Bruce Josten, executive vice president of government affairs at the U.S. Chamber of Commerce, said, "This will accomplish very little, and this totally misses the mark, which is to take appropriate steps to slow the kind of double-digit health care increases we've seen. This is so far off the mark it's incredible" (USA Today, 1/13).
Labor groups this week hope to "capitalize on anti-Wal-Mart sentiment and to build momentum" in a number of states, such as New Hampshire and Washington state, for legislation that would require large employers to increase spending on employee health insurance after Maryland enacted such a bill last week, the Washington Post reports. Labor groups plan to promote similar legislation in at least 31 states (Joyce/Mosk, Washington Post, 1/14).
In West Virginia, for example, a bill similar to the new Maryland law is under consideration in the state Legislature. The legislation likely would only affect Wal-Mart, which has 12,054 employees in West Virginia.
State Sen. Dan Foster (D) said, "The largest employer in the state doesn't provide what most people feel is an adequate level of health care" (Wall Street Journal, 1/17).
In related news, Wal-Mart spokesperson Sarah Clark on Friday said the U.S. Chamber of Commerce and the Maryland Chamber of Commerce have questioned the legality of the Maryland law.
Clark said, "I'm sure that is something our attorneys are looking into as we decide our course of action."
Henry Smith, an attorney who reviewed the law for the Maryland chamber, said that the legislation violates the federal Employee Retirement Income Security Act.
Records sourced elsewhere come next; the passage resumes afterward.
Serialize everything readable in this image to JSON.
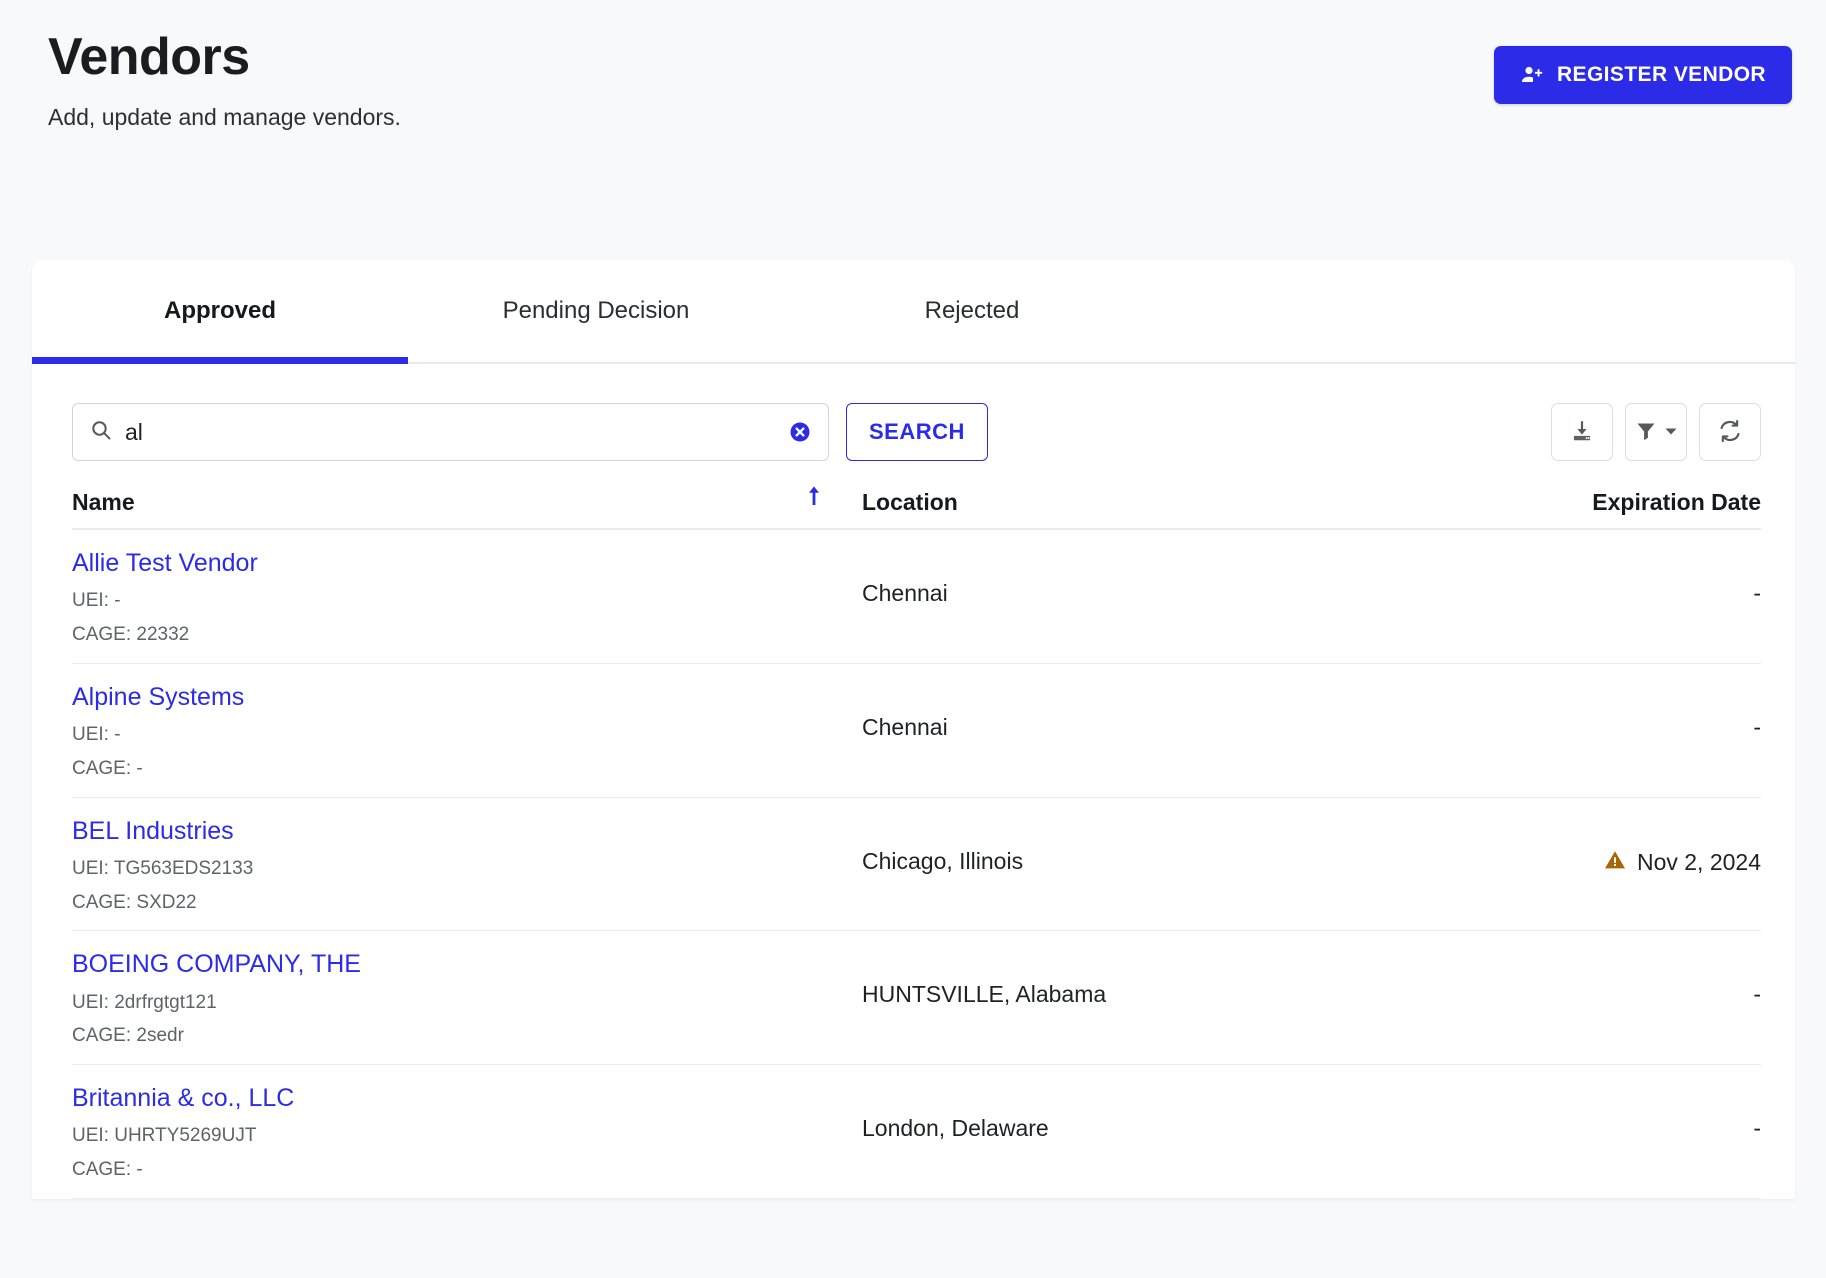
{
  "header": {
    "title": "Vendors",
    "subtitle": "Add, update and manage vendors.",
    "register_button": "REGISTER VENDOR",
    "register_icon": "person-add-icon",
    "accent_color": "#2b2be8"
  },
  "tabs": [
    {
      "label": "Approved",
      "active": true
    },
    {
      "label": "Pending Decision",
      "active": false
    },
    {
      "label": "Rejected",
      "active": false
    }
  ],
  "toolbar": {
    "search_value": "al",
    "search_placeholder": "Search",
    "search_icon": "search-icon",
    "clear_icon": "clear-circle-icon",
    "search_button": "SEARCH",
    "export_icon": "download-icon",
    "filter_icon": "filter-funnel-icon",
    "filter_chevron_icon": "chevron-down-icon",
    "refresh_icon": "refresh-icon"
  },
  "table": {
    "columns": {
      "name": "Name",
      "location": "Location",
      "expiration": "Expiration Date"
    },
    "sort": {
      "column": "Name",
      "direction": "ascending",
      "icon": "arrow-up-icon",
      "color": "#2b2be8"
    },
    "labels": {
      "uei": "UEI:",
      "cage": "CAGE:"
    },
    "warning_icon": "warning-triangle-icon",
    "warning_color": "#a86508",
    "rows": [
      {
        "name": "Allie Test Vendor",
        "uei": "-",
        "cage": "22332",
        "location": "Chennai",
        "expiration": "-",
        "expiring_soon": false
      },
      {
        "name": "Alpine Systems",
        "uei": "-",
        "cage": "-",
        "location": "Chennai",
        "expiration": "-",
        "expiring_soon": false
      },
      {
        "name": "BEL Industries",
        "uei": "TG563EDS2133",
        "cage": "SXD22",
        "location": "Chicago, Illinois",
        "expiration": "Nov 2, 2024",
        "expiring_soon": true
      },
      {
        "name": "BOEING COMPANY, THE",
        "uei": "2drfrgtgt121",
        "cage": "2sedr",
        "location": "HUNTSVILLE, Alabama",
        "expiration": "-",
        "expiring_soon": false
      },
      {
        "name": "Britannia & co., LLC",
        "uei": "UHRTY5269UJT",
        "cage": "-",
        "location": "London, Delaware",
        "expiration": "-",
        "expiring_soon": false
      }
    ]
  }
}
Smith said, "Any state attempt to regulate an employee benefit plan is pre-empted by the federal employee benefit law because of the Congress' belief that a single federal regulatory scheme for employee benefits is preferable to 51 separate, varying state schemes."
Ronald Wineholt, vice president of the Maryland chamber, said that, although the group probably does not have legal standing to challenge the law, the legislation "is ripe for a legal challenge."
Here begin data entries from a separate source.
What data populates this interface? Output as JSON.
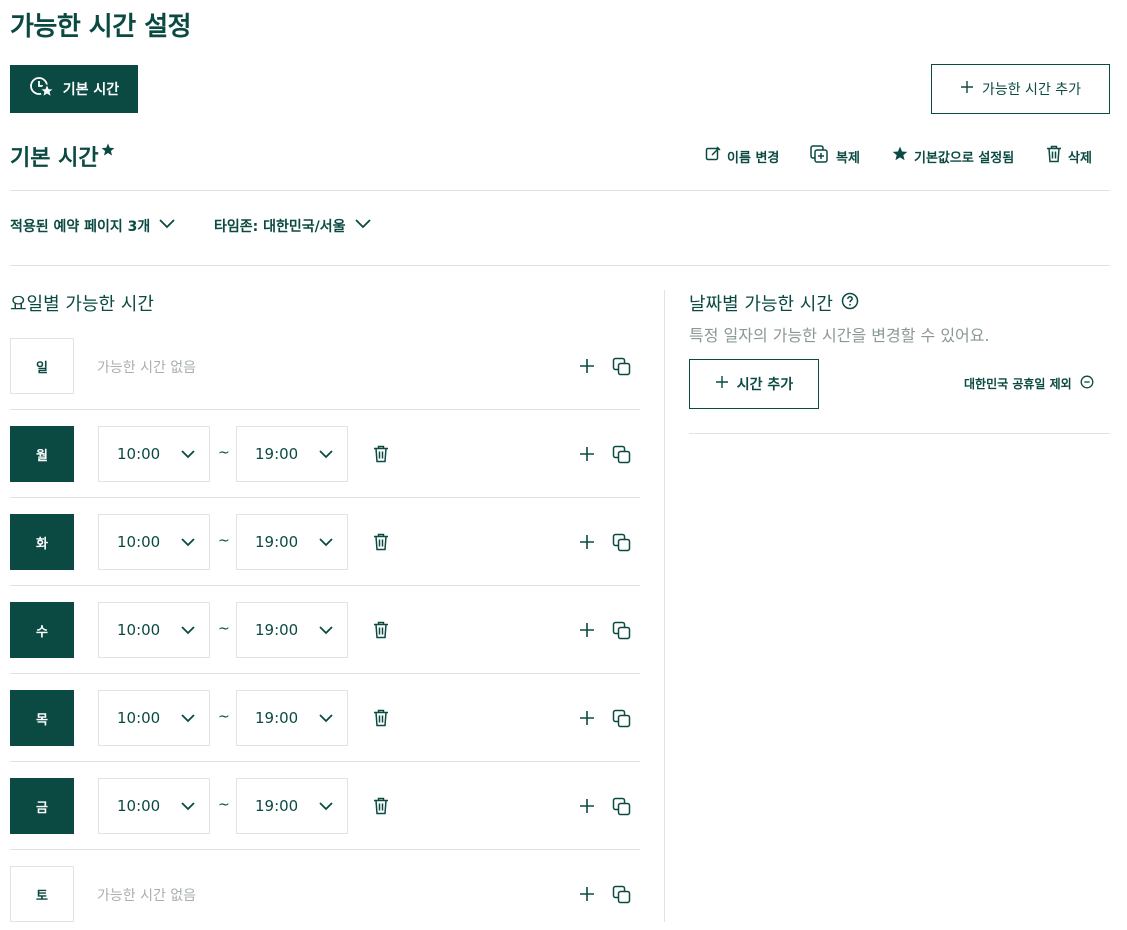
{
  "page": {
    "title": "가능한 시간 설정"
  },
  "top_buttons": {
    "default_label": "기본 시간",
    "add_schedule_label": "가능한 시간 추가"
  },
  "schedule": {
    "title": "기본 시간",
    "actions": {
      "rename": "이름 변경",
      "duplicate": "복제",
      "set_default": "기본값으로 설정됨",
      "delete": "삭제"
    }
  },
  "filters": {
    "pages": "적용된 예약 페이지 3개",
    "timezone": "타임존: 대한민국/서울"
  },
  "weekly": {
    "title": "요일별 가능한 시간",
    "no_time_label": "가능한 시간 없음",
    "days": [
      {
        "label": "일",
        "active": false
      },
      {
        "label": "월",
        "active": true,
        "start": "10:00",
        "end": "19:00"
      },
      {
        "label": "화",
        "active": true,
        "start": "10:00",
        "end": "19:00"
      },
      {
        "label": "수",
        "active": true,
        "start": "10:00",
        "end": "19:00"
      },
      {
        "label": "목",
        "active": true,
        "start": "10:00",
        "end": "19:00"
      },
      {
        "label": "금",
        "active": true,
        "start": "10:00",
        "end": "19:00"
      },
      {
        "label": "토",
        "active": false
      }
    ],
    "separator": "~"
  },
  "date_specific": {
    "title": "날짜별 가능한 시간",
    "subtitle": "특정 일자의 가능한 시간을 변경할 수 있어요.",
    "add_label": "시간 추가",
    "holiday_label": "대한민국 공휴일 제외"
  },
  "colors": {
    "brand": "#0b4a42",
    "border": "#e3e3e3",
    "muted": "#a9b0ae"
  }
}
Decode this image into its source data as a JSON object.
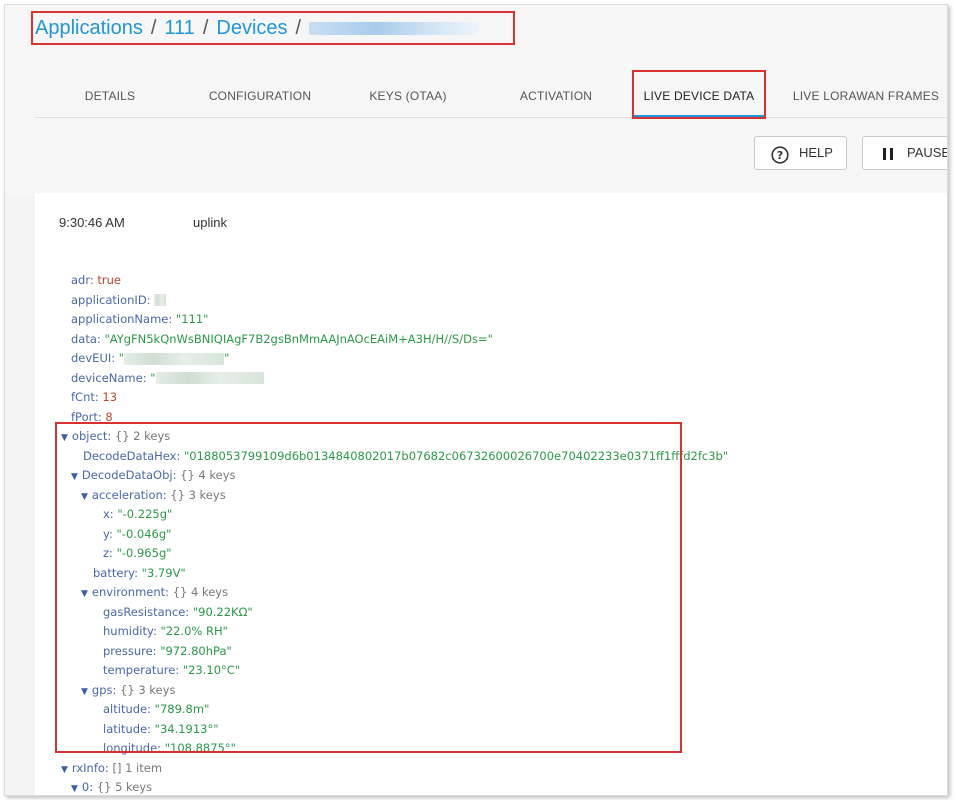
{
  "breadcrumb": {
    "applications": "Applications",
    "sep1": "/",
    "app_id": "111",
    "sep2": "/",
    "devices": "Devices",
    "sep3": "/"
  },
  "tabs": [
    "DETAILS",
    "CONFIGURATION",
    "KEYS (OTAA)",
    "ACTIVATION",
    "LIVE DEVICE DATA",
    "LIVE LORAWAN FRAMES"
  ],
  "active_tab": "LIVE DEVICE DATA",
  "buttons": {
    "help": "HELP",
    "pause": "PAUSE"
  },
  "event": {
    "time": "9:30:46 AM",
    "type": "uplink"
  },
  "fields": {
    "adr_key": "adr:",
    "adr_val": "true",
    "appid_key": "applicationID:",
    "appname_key": "applicationName:",
    "appname_val": "\"111\"",
    "data_key": "data:",
    "data_val": "\"AYgFN5kQnWsBNIQIAgF7B2gsBnMmAAJnAOcEAiM+A3H/H//S/Ds=\"",
    "deveui_key": "devEUI:",
    "deveui_val": "\"",
    "devname_key": "deviceName:",
    "devname_val": "\"",
    "fcnt_key": "fCnt:",
    "fcnt_val": "13",
    "fport_key": "fPort:",
    "fport_val": "8",
    "object_key": "object:",
    "object_meta": "{}  2 keys",
    "hex_key": "DecodeDataHex:",
    "hex_val": "\"0188053799109d6b0134840802017b07682c06732600026700e70402233e0371ff1fffd2fc3b\"",
    "obj_key": "DecodeDataObj:",
    "obj_meta": "{}  4 keys",
    "accel_key": "acceleration:",
    "accel_meta": "{}  3 keys",
    "x_key": "x:",
    "x_val": "\"-0.225g\"",
    "y_key": "y:",
    "y_val": "\"-0.046g\"",
    "z_key": "z:",
    "z_val": "\"-0.965g\"",
    "batt_key": "battery:",
    "batt_val": "\"3.79V\"",
    "env_key": "environment:",
    "env_meta": "{}  4 keys",
    "gas_key": "gasResistance:",
    "gas_val": "\"90.22KΩ\"",
    "hum_key": "humidity:",
    "hum_val": "\"22.0% RH\"",
    "pres_key": "pressure:",
    "pres_val": "\"972.80hPa\"",
    "temp_key": "temperature:",
    "temp_val": "\"23.10°C\"",
    "gps_key": "gps:",
    "gps_meta": "{}  3 keys",
    "alt_key": "altitude:",
    "alt_val": "\"789.8m\"",
    "lat_key": "latitude:",
    "lat_val": "\"34.1913°\"",
    "lon_key": "longitude:",
    "lon_val": "\"108.8875°\"",
    "rxinfo_key": "rxInfo:",
    "rxinfo_meta": "[]  1 item",
    "rx0_key": "0:",
    "rx0_meta": "{}  5 keys"
  },
  "colors": {
    "accent": "#2196d6",
    "highlight": "#d9312f",
    "string": "#2a9a4a",
    "number": "#c0452e",
    "key": "#4a68a8"
  }
}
However, Maryland Attorney General Joseph Curran (D) in a letter said, "The Fair Share Act does not specifically refer to employee welfare benefit plans" (AP/Richmond Times-Dispatch, 1/14).
Several broadcast programs reported on Maryland lawmakers' ruling and its implications nationwide:
- APM's "Marketplace": The segment includes comments from Clark; Vincent DeMarco, president of the Maryland Citizens' Healthcare Initiative; Paul Kelly, senior vice president for federal and state government affairs at the Retail Industry Leaders Association; and Ron Pollack, executive director of Families USA (Palmer, "Marketplace," APM, 1/13). The complete segment is available online in RealPlayer.
- CBS' "Evening News": The segment includes comments from Maryland Dels. Anne Healey (D) and Herbert McMillan (R); Mia Masten, spokesperson for Wal-Mart; Pollack; Kevin Thornton, spokesperson for Wal-Mart; and Wal-Mart employees (Mason, "Evening News," CBS, 1/13). The complete segment is available online in Windows Media.
- NPR's "Morning Edition" on Friday reported on Maryland lawmakers' approval of the measure. The segment includes comments from Sarah Clark, spokesperson for Wal-Mart; Paul Kelly, senior vice president for federal and state government affairs at the Retail Industry Leaders Association; state Rep. Salima Siler Marriott (D); Thomas Middleton (D), chair of the state's Senate Finance Committee; and Naomi Walker, director of state legislative programs at AFL-CIO (Keyes, "Morning Edition," NPR, 1/13). The complete segment is available online in RealPlayer.